Product Manager Salary: Starting, Average, and Negotiating for More

A typical product manager must juggle multiple responsibilities throughout the course of a typical day. They might have to figure out the most efficient development lifecycle for a new product, or ensure that a current product or service is actually getting the updates it needs. They must communicate and negotiate with multiple stakeholders, from technologists to senior executives. Given all that complexity, how high can a product manager salary get?

Let’s find out! If you’re considering a career as a product manager, take heart: With the right mix of skills, experience, and education, you can unlock massive compensation.

What is a product manager starting salary?

According to Emsi Burning Glass, which collects and analyzes millions of job postings from across the country, product managers with zero to two years of experience can earn a median salary of $81,000. That rises considerably with tenure; for example, the median salary for a product manager with more than nine years of experience is $115,000.

What is the average product manager salary?  

Emsi Burning Glass places the median product manager salary at $102,317. Meanwhile, Dice’s latest Tech Salary Report places the average product manager salary at $120,323; that’s considerably above the average technologist salary of $104,566.

Depending on your city and company, that average salary can climb still further. According to levels.fyi, which crowdsources its compensation data, mid-career product managers at Facebook can earn an eye-popping $239,555 per year, once you factor in bonuses and stock compensation; at Twitter, those product managers with significant experience earn an average of $232,667.

How do you negotiate a product manager salary?  

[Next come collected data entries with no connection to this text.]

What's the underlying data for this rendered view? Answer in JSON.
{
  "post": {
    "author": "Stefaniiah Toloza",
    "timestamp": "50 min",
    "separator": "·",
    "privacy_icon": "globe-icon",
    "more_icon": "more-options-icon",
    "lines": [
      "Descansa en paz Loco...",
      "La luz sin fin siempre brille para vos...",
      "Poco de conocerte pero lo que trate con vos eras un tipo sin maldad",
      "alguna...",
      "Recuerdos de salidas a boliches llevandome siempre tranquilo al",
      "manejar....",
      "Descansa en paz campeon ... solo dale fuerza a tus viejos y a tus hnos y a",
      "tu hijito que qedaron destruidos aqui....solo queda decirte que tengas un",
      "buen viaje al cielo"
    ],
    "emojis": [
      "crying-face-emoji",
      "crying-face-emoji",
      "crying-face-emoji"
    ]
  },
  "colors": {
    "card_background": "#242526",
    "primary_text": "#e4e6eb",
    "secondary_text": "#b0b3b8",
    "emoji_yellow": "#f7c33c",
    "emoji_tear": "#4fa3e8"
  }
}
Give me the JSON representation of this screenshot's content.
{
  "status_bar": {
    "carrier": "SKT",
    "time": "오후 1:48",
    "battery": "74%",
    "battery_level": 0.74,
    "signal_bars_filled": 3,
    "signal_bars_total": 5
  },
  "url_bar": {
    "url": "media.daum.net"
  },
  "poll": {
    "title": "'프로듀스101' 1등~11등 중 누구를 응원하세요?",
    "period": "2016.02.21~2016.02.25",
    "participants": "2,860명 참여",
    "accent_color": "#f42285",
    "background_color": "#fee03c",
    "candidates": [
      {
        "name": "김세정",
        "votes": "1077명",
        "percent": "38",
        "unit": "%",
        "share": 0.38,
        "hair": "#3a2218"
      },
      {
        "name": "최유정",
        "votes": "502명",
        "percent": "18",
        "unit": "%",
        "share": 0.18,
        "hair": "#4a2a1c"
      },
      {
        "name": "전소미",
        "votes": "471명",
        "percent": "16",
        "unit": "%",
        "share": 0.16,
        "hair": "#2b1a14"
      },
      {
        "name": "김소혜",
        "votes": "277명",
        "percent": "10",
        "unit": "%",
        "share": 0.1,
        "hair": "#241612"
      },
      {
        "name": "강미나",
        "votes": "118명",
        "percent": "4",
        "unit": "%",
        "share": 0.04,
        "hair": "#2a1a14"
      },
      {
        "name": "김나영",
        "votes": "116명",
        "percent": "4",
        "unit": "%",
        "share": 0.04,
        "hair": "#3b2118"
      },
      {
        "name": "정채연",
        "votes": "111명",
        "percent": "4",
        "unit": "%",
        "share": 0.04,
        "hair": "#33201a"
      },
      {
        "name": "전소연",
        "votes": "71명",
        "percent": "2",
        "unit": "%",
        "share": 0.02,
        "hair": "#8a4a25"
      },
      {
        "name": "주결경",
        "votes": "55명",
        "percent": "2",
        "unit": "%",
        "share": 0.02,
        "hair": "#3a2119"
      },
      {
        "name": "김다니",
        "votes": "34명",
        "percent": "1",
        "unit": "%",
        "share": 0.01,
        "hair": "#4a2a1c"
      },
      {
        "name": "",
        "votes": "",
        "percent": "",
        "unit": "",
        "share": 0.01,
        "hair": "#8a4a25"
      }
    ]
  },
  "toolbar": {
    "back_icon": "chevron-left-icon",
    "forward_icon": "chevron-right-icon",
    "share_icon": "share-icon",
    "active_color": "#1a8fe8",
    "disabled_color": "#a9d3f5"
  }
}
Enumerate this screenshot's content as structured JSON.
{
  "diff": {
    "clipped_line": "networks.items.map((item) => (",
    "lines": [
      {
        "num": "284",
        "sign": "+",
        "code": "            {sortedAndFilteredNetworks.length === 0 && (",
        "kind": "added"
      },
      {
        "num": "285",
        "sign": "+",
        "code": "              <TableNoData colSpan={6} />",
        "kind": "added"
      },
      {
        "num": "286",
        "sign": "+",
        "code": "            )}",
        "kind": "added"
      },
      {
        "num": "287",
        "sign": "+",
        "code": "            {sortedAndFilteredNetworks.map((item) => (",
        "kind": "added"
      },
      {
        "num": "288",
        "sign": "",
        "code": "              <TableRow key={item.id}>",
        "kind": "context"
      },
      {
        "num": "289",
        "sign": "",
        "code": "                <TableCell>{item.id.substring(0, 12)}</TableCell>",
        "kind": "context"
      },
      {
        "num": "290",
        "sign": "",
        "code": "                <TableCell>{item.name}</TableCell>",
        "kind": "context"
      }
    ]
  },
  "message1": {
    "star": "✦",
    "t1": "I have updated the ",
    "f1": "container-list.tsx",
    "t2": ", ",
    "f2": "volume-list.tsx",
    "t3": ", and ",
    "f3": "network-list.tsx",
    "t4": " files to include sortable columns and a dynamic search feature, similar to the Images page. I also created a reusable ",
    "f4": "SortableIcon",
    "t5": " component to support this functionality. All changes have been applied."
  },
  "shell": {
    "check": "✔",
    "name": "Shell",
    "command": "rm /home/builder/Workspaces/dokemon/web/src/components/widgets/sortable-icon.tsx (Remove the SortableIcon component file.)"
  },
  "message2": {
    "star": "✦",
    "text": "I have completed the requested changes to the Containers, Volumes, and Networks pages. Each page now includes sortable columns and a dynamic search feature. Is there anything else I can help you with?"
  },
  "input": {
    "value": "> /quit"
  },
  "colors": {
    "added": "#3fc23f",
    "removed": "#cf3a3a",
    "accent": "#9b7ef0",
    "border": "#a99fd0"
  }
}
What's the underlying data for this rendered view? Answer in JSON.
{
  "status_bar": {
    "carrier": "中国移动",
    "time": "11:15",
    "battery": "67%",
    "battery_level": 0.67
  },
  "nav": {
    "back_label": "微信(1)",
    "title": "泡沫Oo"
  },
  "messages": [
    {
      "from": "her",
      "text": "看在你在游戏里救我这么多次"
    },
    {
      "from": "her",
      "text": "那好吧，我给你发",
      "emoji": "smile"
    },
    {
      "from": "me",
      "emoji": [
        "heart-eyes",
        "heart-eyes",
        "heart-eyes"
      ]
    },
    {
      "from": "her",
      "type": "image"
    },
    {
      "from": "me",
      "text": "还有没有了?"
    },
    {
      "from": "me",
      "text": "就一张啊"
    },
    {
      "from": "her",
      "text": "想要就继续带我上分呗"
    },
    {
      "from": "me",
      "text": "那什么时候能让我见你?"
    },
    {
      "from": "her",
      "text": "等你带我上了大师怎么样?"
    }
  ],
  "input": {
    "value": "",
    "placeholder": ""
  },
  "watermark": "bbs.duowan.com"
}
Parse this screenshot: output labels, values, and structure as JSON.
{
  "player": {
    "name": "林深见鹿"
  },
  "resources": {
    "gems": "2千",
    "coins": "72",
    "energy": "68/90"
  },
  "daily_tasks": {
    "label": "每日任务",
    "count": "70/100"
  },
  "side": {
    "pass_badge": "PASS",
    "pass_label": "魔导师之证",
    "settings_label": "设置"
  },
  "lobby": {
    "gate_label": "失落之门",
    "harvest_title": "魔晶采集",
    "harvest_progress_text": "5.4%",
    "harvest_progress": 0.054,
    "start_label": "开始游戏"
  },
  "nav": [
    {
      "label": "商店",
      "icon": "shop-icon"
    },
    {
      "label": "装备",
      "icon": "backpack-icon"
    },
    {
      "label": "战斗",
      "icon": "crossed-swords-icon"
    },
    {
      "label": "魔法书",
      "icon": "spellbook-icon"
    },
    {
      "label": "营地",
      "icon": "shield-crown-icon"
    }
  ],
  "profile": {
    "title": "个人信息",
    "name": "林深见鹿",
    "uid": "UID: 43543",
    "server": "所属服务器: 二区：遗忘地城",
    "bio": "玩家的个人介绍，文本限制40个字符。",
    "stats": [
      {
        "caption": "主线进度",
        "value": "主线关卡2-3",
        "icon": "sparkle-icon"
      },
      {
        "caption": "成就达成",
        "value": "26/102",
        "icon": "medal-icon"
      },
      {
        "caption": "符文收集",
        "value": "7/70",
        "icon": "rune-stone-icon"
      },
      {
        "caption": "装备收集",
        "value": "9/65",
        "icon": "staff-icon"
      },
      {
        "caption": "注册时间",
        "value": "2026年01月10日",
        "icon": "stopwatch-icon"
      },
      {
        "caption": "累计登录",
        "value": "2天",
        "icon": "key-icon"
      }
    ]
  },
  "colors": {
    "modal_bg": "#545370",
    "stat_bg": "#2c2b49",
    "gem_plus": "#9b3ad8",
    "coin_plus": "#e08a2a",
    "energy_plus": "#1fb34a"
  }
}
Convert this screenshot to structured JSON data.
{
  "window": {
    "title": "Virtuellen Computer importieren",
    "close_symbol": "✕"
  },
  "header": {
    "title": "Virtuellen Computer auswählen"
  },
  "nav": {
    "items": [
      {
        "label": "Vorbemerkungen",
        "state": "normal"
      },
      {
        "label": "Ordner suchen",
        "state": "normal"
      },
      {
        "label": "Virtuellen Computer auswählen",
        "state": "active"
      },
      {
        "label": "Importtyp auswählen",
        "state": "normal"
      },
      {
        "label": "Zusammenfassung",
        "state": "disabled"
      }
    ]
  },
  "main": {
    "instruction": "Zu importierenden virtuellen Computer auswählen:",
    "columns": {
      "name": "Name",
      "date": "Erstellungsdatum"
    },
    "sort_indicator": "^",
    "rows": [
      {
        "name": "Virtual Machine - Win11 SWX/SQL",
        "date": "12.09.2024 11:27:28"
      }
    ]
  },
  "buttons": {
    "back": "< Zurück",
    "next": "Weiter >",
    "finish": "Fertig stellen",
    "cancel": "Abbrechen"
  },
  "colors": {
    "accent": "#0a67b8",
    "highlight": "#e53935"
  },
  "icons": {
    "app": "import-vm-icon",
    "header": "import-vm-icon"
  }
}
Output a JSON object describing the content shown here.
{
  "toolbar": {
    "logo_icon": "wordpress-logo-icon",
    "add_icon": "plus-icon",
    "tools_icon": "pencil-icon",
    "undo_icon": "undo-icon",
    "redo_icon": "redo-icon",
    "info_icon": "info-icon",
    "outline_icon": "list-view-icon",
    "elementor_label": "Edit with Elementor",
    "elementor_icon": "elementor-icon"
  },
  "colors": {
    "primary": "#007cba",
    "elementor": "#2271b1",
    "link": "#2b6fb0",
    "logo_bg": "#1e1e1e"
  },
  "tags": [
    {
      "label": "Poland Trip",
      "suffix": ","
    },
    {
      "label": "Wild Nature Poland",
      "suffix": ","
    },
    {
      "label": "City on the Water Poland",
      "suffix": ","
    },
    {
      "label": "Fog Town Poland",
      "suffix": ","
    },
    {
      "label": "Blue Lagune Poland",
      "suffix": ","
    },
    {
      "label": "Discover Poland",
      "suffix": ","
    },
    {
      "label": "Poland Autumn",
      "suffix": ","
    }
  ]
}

As with other technologist professions, successfully negotiating a salary bump often comes down to your skills, education, and background. If you can demonstrate that you’ve mastered a number of product manager skills that will translate appreciably into successful business outcomes, you have a better chance of persuading a recruiter or hiring manager that you’re worth more than an initial offer.

In your resume and cover letter, and during job interviews and annual reviews, showing that you’ve had a positive and lasting impact on your team’s (and company’s) deliverables is all-important. Always do your best to come armed with performance-related numbers.

Are product managers in demand?

Emsi Burning Glass recorded 177,692 open positions for product managers over the past year, with an average time-to-fill of 43 days, which suggests a high level of demand. As you can imagine, companies everywhere need professionals who are capable of managing product development and maintenance.

Is product manager a dying career?  

Emsi Burning Glass also predicts that product manager jobs will grow 11.6 percent over the next 10 years, which is pretty much the opposite of dying.